Future-Readiness of Banking Institutions: Reality Check
Ace banking consultant Cornerstone Advisors recently conducted a survey titled, “What’s going on in banking?” to assess the future-readiness of banking and financial institutions. A mere 26 percent of the executives spoken to were confident of taking on the coming challenges, which was down from 31 percent in the previous year. To uncover more, Cornerstone went a step ahead to examine the contact center operations of financial institutions, the technologies deployed in them, and the processes they followed for interacting with customers in terms of loans and other banking services.

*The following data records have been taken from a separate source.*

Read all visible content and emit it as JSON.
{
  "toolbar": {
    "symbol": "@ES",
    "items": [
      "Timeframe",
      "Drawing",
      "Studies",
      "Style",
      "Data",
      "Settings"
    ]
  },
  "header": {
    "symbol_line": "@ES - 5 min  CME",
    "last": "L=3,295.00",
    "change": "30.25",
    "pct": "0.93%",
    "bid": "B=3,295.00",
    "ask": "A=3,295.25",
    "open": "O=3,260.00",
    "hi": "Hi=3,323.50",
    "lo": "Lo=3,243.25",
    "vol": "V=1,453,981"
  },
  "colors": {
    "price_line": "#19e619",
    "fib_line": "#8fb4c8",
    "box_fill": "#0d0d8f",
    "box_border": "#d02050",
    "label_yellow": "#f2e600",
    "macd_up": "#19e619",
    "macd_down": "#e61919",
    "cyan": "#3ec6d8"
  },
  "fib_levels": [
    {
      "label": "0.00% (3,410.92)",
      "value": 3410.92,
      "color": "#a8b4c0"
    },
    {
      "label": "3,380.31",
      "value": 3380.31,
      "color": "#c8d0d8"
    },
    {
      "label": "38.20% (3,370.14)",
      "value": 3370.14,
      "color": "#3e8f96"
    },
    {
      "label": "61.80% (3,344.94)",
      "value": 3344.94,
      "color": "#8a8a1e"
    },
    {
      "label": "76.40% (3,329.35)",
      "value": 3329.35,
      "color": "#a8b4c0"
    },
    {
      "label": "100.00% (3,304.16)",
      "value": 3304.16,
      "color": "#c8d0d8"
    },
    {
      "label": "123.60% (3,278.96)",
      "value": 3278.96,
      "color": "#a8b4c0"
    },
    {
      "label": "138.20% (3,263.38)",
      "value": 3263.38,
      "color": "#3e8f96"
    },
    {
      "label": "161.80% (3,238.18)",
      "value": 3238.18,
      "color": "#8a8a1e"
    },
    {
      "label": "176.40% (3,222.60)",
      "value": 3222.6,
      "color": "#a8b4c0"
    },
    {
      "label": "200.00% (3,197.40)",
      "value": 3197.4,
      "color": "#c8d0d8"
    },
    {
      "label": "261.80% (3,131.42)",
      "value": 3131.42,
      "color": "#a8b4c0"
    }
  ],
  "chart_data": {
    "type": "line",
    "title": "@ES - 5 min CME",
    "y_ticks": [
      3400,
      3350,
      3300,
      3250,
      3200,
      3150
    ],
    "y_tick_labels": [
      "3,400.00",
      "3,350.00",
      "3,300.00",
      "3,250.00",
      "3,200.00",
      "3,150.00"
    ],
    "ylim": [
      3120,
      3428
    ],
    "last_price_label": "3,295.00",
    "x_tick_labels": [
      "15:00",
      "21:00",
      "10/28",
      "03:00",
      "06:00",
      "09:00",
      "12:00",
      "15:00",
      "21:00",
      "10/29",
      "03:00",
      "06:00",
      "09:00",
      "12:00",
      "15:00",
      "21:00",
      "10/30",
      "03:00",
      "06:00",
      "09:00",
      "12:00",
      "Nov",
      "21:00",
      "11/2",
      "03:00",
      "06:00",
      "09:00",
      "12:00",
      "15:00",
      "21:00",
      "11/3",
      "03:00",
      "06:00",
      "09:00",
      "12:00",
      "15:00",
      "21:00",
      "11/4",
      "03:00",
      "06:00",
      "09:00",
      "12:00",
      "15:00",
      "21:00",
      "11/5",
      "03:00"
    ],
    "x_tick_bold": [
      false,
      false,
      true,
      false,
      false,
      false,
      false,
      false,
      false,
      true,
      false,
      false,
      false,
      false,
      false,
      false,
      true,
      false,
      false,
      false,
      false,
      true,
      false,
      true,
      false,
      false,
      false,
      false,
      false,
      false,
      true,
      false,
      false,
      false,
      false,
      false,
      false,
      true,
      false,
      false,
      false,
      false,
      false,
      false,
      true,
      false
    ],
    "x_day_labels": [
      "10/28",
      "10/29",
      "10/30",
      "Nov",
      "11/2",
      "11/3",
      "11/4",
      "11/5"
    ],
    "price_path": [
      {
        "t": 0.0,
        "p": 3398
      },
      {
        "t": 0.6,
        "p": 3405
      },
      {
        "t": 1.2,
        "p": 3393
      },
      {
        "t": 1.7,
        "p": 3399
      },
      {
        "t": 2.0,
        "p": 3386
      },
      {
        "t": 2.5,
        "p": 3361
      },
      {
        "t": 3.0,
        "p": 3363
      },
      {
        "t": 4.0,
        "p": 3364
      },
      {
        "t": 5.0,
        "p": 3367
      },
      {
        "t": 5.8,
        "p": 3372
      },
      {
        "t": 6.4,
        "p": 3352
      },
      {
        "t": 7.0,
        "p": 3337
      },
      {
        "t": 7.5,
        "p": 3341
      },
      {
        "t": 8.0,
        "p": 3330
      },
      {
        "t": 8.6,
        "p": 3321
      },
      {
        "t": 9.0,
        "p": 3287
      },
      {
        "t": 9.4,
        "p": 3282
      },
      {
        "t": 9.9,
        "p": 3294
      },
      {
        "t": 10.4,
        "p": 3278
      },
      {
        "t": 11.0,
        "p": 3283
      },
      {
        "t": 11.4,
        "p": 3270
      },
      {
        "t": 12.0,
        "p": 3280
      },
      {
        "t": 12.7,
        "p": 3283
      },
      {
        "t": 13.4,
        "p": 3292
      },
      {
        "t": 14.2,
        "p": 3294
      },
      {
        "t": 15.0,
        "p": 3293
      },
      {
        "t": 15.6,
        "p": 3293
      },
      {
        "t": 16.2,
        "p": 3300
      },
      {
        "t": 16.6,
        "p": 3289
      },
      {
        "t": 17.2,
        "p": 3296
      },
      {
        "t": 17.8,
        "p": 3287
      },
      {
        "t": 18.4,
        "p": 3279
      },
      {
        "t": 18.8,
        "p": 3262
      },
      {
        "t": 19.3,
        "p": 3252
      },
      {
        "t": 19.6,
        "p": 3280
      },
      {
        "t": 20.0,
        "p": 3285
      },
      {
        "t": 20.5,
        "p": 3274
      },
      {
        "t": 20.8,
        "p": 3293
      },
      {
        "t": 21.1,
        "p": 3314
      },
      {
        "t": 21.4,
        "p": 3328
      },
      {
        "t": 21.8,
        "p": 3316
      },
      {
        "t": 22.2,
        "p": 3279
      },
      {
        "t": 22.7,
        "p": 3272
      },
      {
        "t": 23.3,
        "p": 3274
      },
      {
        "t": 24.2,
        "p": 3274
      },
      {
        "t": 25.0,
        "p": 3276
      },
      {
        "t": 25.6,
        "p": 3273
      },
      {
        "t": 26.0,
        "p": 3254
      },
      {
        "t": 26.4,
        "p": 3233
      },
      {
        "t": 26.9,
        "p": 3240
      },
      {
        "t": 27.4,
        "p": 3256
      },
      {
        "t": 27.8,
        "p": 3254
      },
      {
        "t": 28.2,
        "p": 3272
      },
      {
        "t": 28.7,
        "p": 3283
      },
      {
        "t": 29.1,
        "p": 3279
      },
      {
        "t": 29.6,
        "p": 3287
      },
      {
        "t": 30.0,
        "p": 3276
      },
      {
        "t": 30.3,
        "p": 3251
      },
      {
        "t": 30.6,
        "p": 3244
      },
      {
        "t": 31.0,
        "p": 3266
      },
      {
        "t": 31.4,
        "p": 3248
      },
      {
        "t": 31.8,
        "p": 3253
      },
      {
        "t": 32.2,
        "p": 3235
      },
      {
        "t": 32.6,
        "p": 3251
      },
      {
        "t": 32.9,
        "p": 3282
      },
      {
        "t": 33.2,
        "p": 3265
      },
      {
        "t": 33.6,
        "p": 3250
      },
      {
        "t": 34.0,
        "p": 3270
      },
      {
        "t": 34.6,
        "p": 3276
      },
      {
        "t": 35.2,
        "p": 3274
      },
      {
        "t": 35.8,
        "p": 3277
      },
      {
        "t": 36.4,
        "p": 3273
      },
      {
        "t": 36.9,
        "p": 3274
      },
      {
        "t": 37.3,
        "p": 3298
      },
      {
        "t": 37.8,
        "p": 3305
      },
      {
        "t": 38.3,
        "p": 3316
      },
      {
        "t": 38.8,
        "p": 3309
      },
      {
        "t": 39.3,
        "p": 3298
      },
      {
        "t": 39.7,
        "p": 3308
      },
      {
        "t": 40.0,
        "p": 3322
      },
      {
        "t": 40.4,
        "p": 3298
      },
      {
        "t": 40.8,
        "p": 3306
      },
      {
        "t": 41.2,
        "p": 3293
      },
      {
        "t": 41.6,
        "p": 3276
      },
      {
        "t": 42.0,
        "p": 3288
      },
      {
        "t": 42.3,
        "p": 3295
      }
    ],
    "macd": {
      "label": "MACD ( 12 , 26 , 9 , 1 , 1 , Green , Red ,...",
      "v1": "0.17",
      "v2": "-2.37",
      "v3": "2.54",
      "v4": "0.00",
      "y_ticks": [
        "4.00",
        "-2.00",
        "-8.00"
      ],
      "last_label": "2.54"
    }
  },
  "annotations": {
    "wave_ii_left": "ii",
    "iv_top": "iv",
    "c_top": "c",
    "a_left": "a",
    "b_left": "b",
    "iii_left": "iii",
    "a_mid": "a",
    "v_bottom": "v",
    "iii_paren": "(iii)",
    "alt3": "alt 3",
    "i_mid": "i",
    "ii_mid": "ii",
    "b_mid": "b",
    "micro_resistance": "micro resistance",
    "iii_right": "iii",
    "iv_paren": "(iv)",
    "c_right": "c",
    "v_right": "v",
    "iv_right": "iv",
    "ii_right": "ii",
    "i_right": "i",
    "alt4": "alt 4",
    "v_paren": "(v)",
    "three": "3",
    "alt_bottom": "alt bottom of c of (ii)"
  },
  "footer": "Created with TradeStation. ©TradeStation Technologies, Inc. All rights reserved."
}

The second survey indicated that only 5 percent of the institutions were future-ready, in the sense that they were capable of deploying modern technology to cater to their customers’ possible demands in future by offering a differentiating experience. A little more than a quarter of the banks and credit unions surveyed could be classified as leading, for they leveraged CRM, intranet, and other technologies to lower the hold times and accelerate transfers. The remaining institutions had technologies that were not adequately integrated to unleash their full value, resulting in underutilization of resources. Response to customer queries was largely manual and paper-intensive and often involved fragmented approaches to call-handling.
On the contrary, the future-ready banks differ from other institutions in multiple ways. However, the three important areas that positively impact their sales turn out to be: referral management, outbound sales, and loans by phone.
Hardly 16 percent of the future-ready institutions rely on manual referrals for revenue generating instruments like loans. Most institutions focus extensively on quality control and deliberately do not impose goals or targets in terms of references. While outbound calling is not uncommon, majority of the institutions restrict it to follow-up calls and customer queries. All future-ready contact centers are found to accept loan applications by phone; this is in contrast to two-thirds of the institutions that are not future-ready, where loans are accepted by phone not by contact centers but by other departments.
Contact centers have a vital role to play in transforming opportunities into revenue for banking and all other domains. Representatives must be equipped with the right technology, training, roles, and policies to seamlessly onboard a prospective customer and cater to their requirements.